Reductions in bone turnover markers, while markedly greater with denosumab through month 12, did not significantly differ between the treatment groups at month 24.

Adverse events, serious adverse events (including infections) and fractures were similar in the two treatment groups and consistent with the results of the primary analysis at month 12.

Overall, findings of the present trial suggest that denosumab may represent a new treatment option for at least 24 months to patients with glucocorticoid-induced osteoporosis, according to the investigators.

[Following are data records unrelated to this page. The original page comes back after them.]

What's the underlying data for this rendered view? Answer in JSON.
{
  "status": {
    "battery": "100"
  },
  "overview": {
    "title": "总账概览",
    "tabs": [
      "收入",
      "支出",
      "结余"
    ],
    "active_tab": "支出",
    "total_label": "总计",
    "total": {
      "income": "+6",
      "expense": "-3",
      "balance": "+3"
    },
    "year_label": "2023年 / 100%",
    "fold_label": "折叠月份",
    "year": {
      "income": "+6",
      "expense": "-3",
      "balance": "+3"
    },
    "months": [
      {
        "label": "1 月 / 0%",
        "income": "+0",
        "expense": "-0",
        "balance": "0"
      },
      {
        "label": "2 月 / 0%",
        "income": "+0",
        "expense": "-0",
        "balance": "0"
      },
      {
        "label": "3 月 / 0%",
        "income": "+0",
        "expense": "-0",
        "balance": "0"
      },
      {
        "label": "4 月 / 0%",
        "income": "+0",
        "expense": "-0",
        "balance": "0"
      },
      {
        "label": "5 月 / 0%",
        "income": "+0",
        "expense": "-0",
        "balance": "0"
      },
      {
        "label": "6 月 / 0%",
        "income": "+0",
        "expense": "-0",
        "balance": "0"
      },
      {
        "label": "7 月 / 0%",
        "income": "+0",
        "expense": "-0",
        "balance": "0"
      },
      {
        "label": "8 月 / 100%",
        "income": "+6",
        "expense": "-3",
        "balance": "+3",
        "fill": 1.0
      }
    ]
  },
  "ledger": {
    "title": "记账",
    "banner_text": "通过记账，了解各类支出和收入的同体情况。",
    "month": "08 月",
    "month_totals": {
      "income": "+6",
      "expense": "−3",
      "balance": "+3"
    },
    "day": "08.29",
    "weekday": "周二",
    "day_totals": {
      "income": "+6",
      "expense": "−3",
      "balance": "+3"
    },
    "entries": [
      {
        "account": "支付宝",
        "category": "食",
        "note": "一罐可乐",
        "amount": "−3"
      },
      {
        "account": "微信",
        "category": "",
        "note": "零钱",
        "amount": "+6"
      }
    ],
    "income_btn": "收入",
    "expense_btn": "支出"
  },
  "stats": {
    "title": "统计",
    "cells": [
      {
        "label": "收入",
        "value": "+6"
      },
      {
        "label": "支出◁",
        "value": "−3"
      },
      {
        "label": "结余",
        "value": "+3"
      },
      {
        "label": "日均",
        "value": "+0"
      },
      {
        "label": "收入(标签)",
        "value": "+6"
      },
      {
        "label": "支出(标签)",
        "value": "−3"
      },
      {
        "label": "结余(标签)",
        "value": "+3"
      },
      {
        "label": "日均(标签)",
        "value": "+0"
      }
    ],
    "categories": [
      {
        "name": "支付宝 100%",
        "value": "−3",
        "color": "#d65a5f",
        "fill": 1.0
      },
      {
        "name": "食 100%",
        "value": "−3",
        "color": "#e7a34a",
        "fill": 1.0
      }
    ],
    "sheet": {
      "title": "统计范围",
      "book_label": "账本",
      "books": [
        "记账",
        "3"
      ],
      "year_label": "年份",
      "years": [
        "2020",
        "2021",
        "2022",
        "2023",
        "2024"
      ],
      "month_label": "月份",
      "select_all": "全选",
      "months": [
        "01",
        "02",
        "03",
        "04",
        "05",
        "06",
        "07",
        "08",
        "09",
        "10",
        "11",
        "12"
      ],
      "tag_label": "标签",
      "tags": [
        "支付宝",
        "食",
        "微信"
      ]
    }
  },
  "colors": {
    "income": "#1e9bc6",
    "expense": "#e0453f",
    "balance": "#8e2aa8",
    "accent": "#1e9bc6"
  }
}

“A potential limitation of this study was that it was neither designed nor powered to evaluate fracture as an efficacy endpoint; fracture data were collected as a safety endpoint. However, it would be difficult to show efficacy for fracture prevention in this setting due to the very large number of [participants] that would be required to show superiority with respect to a fracture endpoint,” they said.

Moreover, denosumab was evaluated against only one drug—risedronate. “Thus, how denosumab compares with other bisphosphonates or other bone-specific agents is unknown,” they added.